The boy is generally in good health. He is known to have alpha thalassemia (heterozygote) and glucose-6-phosphate dehydrogenase deficiency (G6PD). He suffered from malaria in May 2006 and August 2014 after vacations in Kenya, his country of origin. Currently, he did not take any regular medication. There was no significant travel history in the preceding 6 months.
On presentation he was unwell, core body temperature measured 39 °C. His heart rate was 111/beats per min, his blood pressure was 124/63 mmHg. He was tender in his right and left iliac fossae with rebound tenderness noted on the right. The remaining physical examination was unremarkable apart from bilateral tender thighs.
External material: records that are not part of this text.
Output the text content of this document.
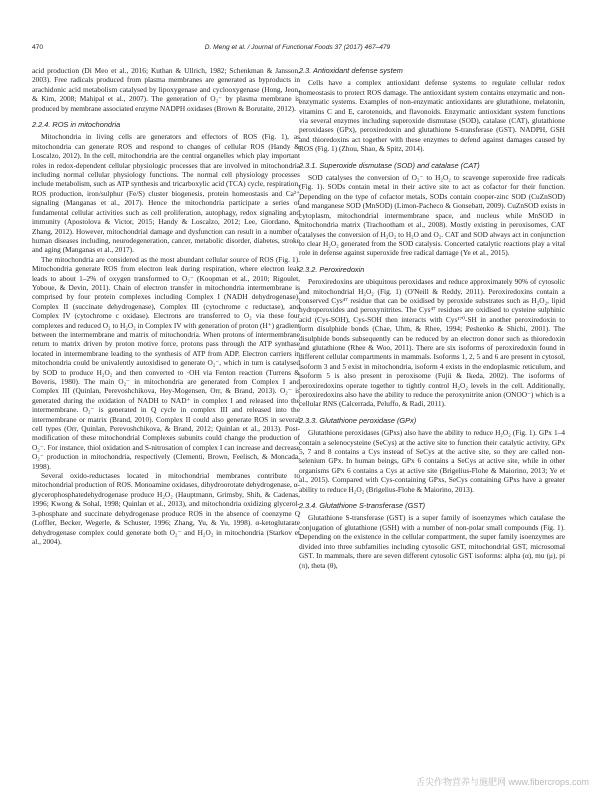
470	D. Meng et al. / Journal of Functional Foods 37 (2017) 467–479

acid production (Di Meo et al., 2016; Kuthan & Ullrich, 1982; Schenkman & Jansson, 2003). Free radicals produced from plasma membranes are generated as byproducts in arachidonic acid metabolism catalysed by lipoxygenase and cyclooxygenase (Hong, Jeon, & Kim, 2008; Mahipal et al., 2007). The generation of O₂⁻ by plasma membrane is produced by membrane associated enzyme NADPH oxidases (Brown & Borutaite, 2012).

2.2.4. ROS in mitochondria

Mitochondria in living cells are generators and effectors of ROS (Fig. 1), as mitochondria can generate ROS and respond to changes of cellular ROS (Handy & Loscalzo, 2012). In the cell, mitochondria are the central organelles which play important roles in redox-dependent cellular physiologic processes that are involved in mitochondria including normal cellular physiology functions. The normal cell physiology processes include metabolism, such as ATP synthesis and tricarboxylic acid (TCA) cycle, respiration, ROS production, iron/sulphur (Fe/S) cluster biogenesis, protein homeostasis and Ca²⁺ signaling (Manganas et al., 2017). Hence the mitochondria participate a series of fundamental cellular activities such as cell proliferation, autophagy, redox signaling and immunity (Apostolova & Victor, 2015; Handy & Loscalzo, 2012; Lee, Giordano, & Zhang, 2012). However, mitochondrial damage and dysfunction can result in a number of human diseases including, neurodegeneration, cancer, metabolic disorder, diabetes, stroke and aging (Manganas et al., 2017).

The mitochondria are considered as the most abundant cellular source of ROS (Fig. 1). Mitochondria generate ROS from electron leak during respiration, where electron leak leads to about 1–2% of oxygen transformed to O₂⁻ (Koopman et al., 2010; Rigoulet, Yoboue, & Devin, 2011). Chain of electron transfer in mitochondria intermembrane is comprised by four protein complexes including Complex I (NADH dehydrogenase), Complex II (succinate dehydrogenase), Complex III (cytochrome c reductase), and Complex IV (cytochrome c oxidase). Electrons are transferred to O₂ via these four complexes and reduced O₂ to H₂O₂ in Complex IV with generation of proton (H⁺) gradient between the intermembrane and matrix of mitochondria. When protons of intermembrane return to matrix driven by proton motive force, protons pass through the ATP synthase located in intermembrane leading to the synthesis of ATP from ADP. Electron carriers in mitochondria could be univalently autoxidised to generate O₂⁻, which in turn is catalysed by SOD to produce H₂O₂ and then converted to ·OH via Fenton reaction (Turrens & Boveris, 1980). The main O₂⁻ in mitochondria are generated from Complex I and Complex III (Quinlan, Perevoshchikova, Hey-Mogensen, Orr, & Brand, 2013). O₂⁻ is generated during the oxidation of NADH to NAD⁺ in complex I and released into the intermembrane. O₂⁻ is generated in Q cycle in complex III and released into the intermembrane or matrix (Brand, 2010). Complex II could also generate ROS in several cell types (Orr, Quinlan, Perevoshchikova, & Brand, 2012; Quinlan et al., 2013). Post-modification of these mitochondrial Complexes subunits could change the production of O₂⁻. For instance, thiol oxidation and S-nitrosation of complex I can increase and decrease O₂⁻ production in mitochondria, respectively (Clementi, Brown, Feelisch, & Moncada, 1998).

Several oxido-reductases located in mitochondrial membranes contribute to mitochondrial production of ROS. Monoamine oxidases, dihydroorotate dehydrogenase, α-glycerophosphatedehydrogenase produce H₂O₂ (Hauptmann, Grimsby, Shih, & Cadenas, 1996; Kwong & Sohal, 1998; Quinlan et al., 2013), and mitochondria oxidizing glycerol-3-phosphate and succinate dehydrogenase produce ROS in the absence of coenzyme Q (Loffler, Becker, Wegerle, & Schuster, 1996; Zhang, Yu, & Yu, 1998). α-ketoglutarate dehydrogenase complex could generate both O₂⁻ and H₂O₂ in mitochondria (Starkov et al., 2004).

2.3. Antioxidant defense system

Cells have a complex antioxidant defense systems to regulate cellular redox homeostasis to protect ROS damage. The antioxidant system contains enzymatic and non-enzymatic systems. Examples of non-enzymatic antioxidants are glutathione, melatonin, vitamins C and E, carotenoids, and flavonoids. Enzymatic antioxidant system functions via several enzymes including superoxide dismutase (SOD), catalase (CAT), glutathione peroxidases (GPx), peroxiredoxin and glutathione S-transferase (GST). NADPH, GSH and thioredoxins act together with these enzymes to defend against damages caused by ROS (Fig. 1) (Zhou, Shao, & Spitz, 2014).

2.3.1. Superoxide dismutase (SOD) and catalase (CAT)

SOD catalyses the conversion of O₂⁻ to H₂O₂ to scavenge superoxide free radicals (Fig. 1). SODs contain metal in their active site to act as cofactor for their function. Depending on the type of cofactor metals, SODs contain cooper-zinc SOD (CuZnSOD) and manganese SOD (MnSOD) (Limon-Pacheco & Gonsebatt, 2009). CuZnSOD exists in cytoplasm, mitochondrial intermembrane space, and nucleus while MnSOD in mitochondria matrix (Trachootham et al., 2008). Mostly existing in peroxisomes, CAT catalyses the conversion of H₂O₂ to H₂O and O₂. CAT and SOD always act in conjunction to clear H₂O₂ generated from the SOD catalysis. Concerted catalytic reactions play a vital role in defense against superoxide free radical damage (Ye et al., 2015).

2.3.2. Peroxiredoxin

Peroxiredoxins are ubiquitous peroxidases and reduce approximately 90% of cytosolic and mitochondrial H₂O₂ (Fig. 1) (O'Neill & Reddy, 2011). Peroxiredoxins contain a conserved Cys⁴⁷ residue that can be oxidised by peroxide substrates such as H₂O₂, lipid hydroperoxides and peroxynitrites. The Cys⁴⁷ residues are oxidised to cysteine sulphinic acid (Cys-SOH), Cys-SOH then interacts with Cys¹⁷⁰-SH in another peroxiredoxin to form disulphide bonds (Chae, Uhm, & Rhee, 1994; Peshenko & Shichi, 2001). The disulphide bonds subsequently can be reduced by an electron donor such as thioredoxin and glutathione (Rhee & Woo, 2011). There are six isoforms of peroxiredoxin found in different cellular compartments in mammals. Isoforms 1, 2, 5 and 6 are present in cytosol, isoform 3 and 5 exist in mitochondria, isoform 4 exists in the endoplasmic reticulum, and isoform 5 is also present in peroxisome (Fujii & Ikeda, 2002). The isoforms of peroxiredoxins operate together to tightly control H₂O₂ levels in the cell. Additionally, peroxiredoxins also have the ability to reduce the peroxynitrite anion (ONOO⁻) which is a cellular RNS (Calcerrada, Peluffo, & Radi, 2011).

2.3.3. Glutathione peroxidase (GPx)

Glutathione peroxidases (GPxs) also have the ability to reduce H₂O₂ (Fig. 1). GPx 1–4 contain a selenocysteine (SeCys) at the active site to function their catalytic activity, GPx 5, 7 and 8 contains a Cys instead of SeCys at the active site, so they are called non-selenium GPx. In human beings, GPx 6 contains a SeCys at active site, while in other organisms GPx 6 contains a Cys at active site (Brigelius-Flohe & Maiorino, 2013; Ye et al., 2015). Compared with Cys-containing GPxs, SeCys containing GPxs have a greater ability to reduce H₂O₂ (Brigelius-Flohe & Maiorino, 2013).

2.3.4. Glutathione S-transferase (GST)

Glutathione S-transferase (GST) is a super family of isoenzymes which catalase the conjugation of glutathione (GSH) with a number of non-polar small compounds (Fig. 1). Depending on the existence in the cellular compartment, the super family isoenzymes are divided into three subfamilies including cytosolic GST, mitochondrial GST, microsomal GST. In mammals, there are seven different cytosolic GST isoforms: alpha (α), mu (μ), pi (π), theta (θ),

舌尖作物营养与施肥网 www.fibercrops.com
Peripheral blood white cell count (WCC) was 8.65 × 109/l, C-reactive protein (CRP) was 34 mg/l (<10 mg/l) and Procalcitonin level was 0.929 ng/ml, (<0.1 ng/ml). Liver and renal parameters were unremarkable. Creatinine kinase was 272 U/l (<270 U/l). Blood cultures were taken and he was admitted to the ward for intravenous rehydration with a presumed diagnosis of viral gastroenteritis. One day after admission, he remained unwell with high fever and crampy abdominal pain. Appendicitis was considered but this was ruled out following surgical assessment. A second set of blood cultures was taken. His CRP increased to 175 mg/l and WCC decreased (min. 3.08 × 109/l). On day 3 of admission, the second set of blood cultures yielded Gram-positive rods. A rapid identification using MALDI-TOF mass spectrometry directly from the positive blood culture vials revealed Listeria monocytogenes (time to positivity 20 h and 36 min.; see microbiology results below for details). Further diagnostic tests (stool cultures for Shigella, Salmonella and Campylobacter and PCR for Adeno- and Rotavirus) were all negative. Due to the MALDI-TOF results, treatment with Amoxicillin i.v (25 mg/kg qid) and Amikacin (15 mg/kg qd) was initiated and the patient recovered rapidly within three days without any sequelae. Amoxicillin i.v. was continued for a total of 10 days and Amikacin was discontinued after 5 days.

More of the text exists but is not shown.